I’ve said it time-and-time again, but those fellas over at the Academy don’t want a little lass like me promoting a movie called The Archivist. And, why is that, you ask? Well, it’s the kind of film that has cojones, a take-no-prisoners attitude, and it’s not afraid to step outside stereotypical Hollywood filmmaking conventions and be something different. In other words, The Archivist is the type of movie that’s not for wimps.

Now, I have to be honest with you, dear reader; I haven’t seen The Archivist just yet. In fact, their production company is still in talks with distributors and there’s no set release date. But based on this glorious trailer alone (embedded below), I can safely say, “HOLY F@&KING SH$T—I AM PUMPED!” I mean, c’mon, there’s a guy who tries to fight an actual biplane with a chainsaw. THAT’S SO COOL.

The Archivist was filmed in stunning 35mm and takes inspiration from 60s and 70s directors like George Romero (The Crazies), George Miller (Mad Max), and, most notably, Sergio Leone (The Good, the Bad and the Ugly). It’s going for that glorious grindhouse feeling—horror, splatter, action, and exploitation all in one beautiful package.

OMG—that sunset!
And who doesn’t love some bulldozer action!

In the trailer, The Archivist pays homage to famous cinematic moments; I’m sure you clocked the Clint Eastwood hat moment from the aforementioned The Good, the Bad and the Ugly, for instance. But these references don’t feel heavy-handed. You can tell that the filmmakers have a deep love and respect for their influences, and they’re using these references to lend their movie the right type of stylistic atmosphere.

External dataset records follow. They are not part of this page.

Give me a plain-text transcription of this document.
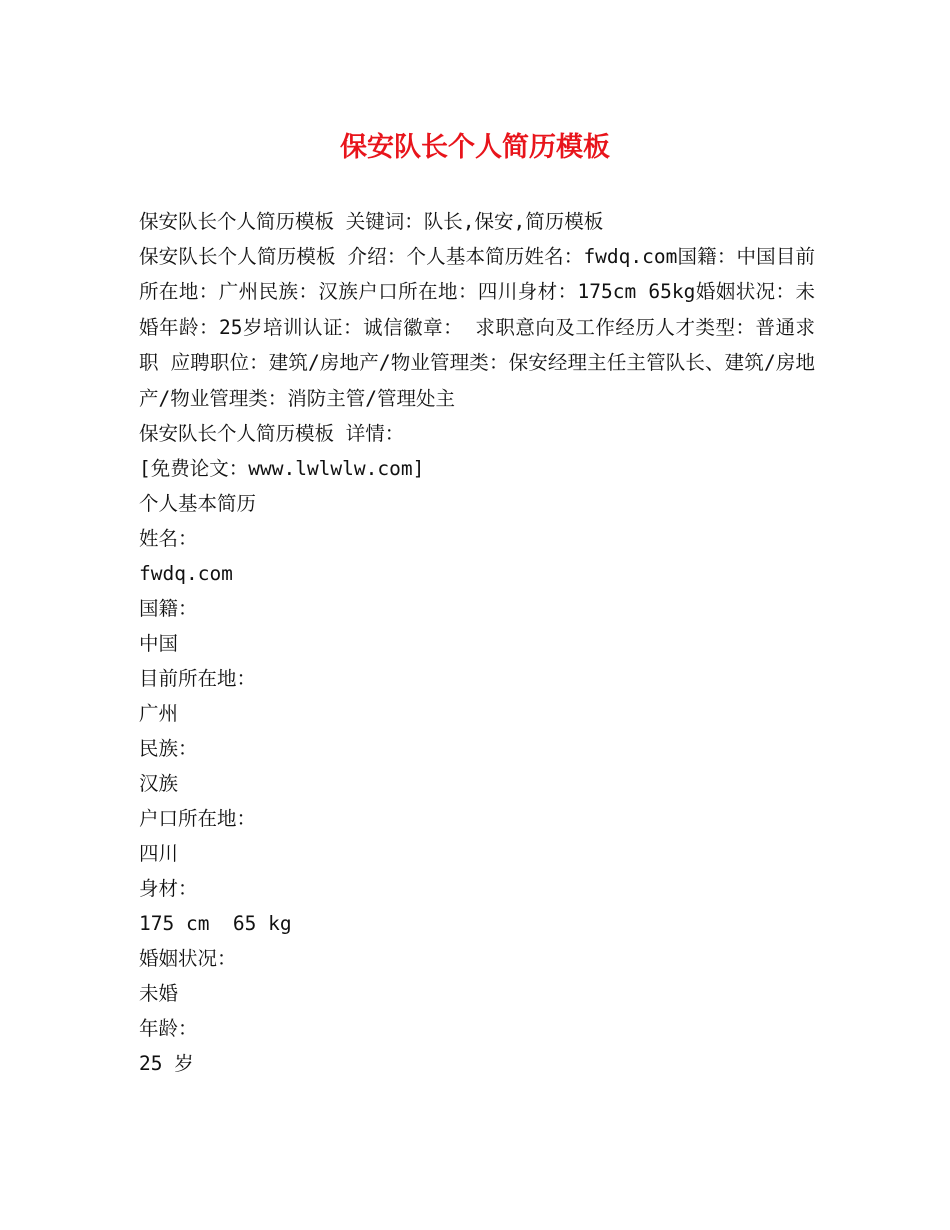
保安队长个人简历模板
保安队长个人简历模板 关键词：队长,保安,简历模板
保安队长个人简历模板 介绍：个人基本简历姓名：fwdq.com国籍：中国目前所在地：广州民族：汉族户口所在地：四川身材：175cm 65kg婚姻状况：未婚年龄：25岁培训认证：诚信徽章： 求职意向及工作经历人才类型：普通求职 应聘职位：建筑/房地产/物业管理类：保安经理主任主管队长、建筑/房地产/物业管理类：消防主管/管理处主
保安队长个人简历模板 详情：
[免费论文：www.lwlwlw.com]
个人基本简历
姓名：
fwdq.com
国籍：
中国
目前所在地：
广州
民族：
汉族
户口所在地：
四川
身材：
175 cm  65 kg
婚姻状况：
未婚
年龄：
25 岁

And I must say, writer/director/lead actor, Eric Hand, is giving me some serious Karl Urban vibes and I am VERY INTO. Hey, Mr. Beard, hey.

Mr. Beard . . . I mean, Eric Hand.

“Whether it was in my choice of a lens or my choice of a gun,” said Hand, “as actor and director I set out to make a no holds barred, hell of a movie that would entertain and maybe just make some people think about what movies used to mean and how they were made, and how they looked during the American New Wave, before digital technologies became the order of the day.”

When I reviewed Tammy and the T-Rex and Rebeller Media, I talked about movies that deliver “the goods.” Well, dear reader, keep your eyes peeled, because The Archivist sure looks like it’ll knock your socks off.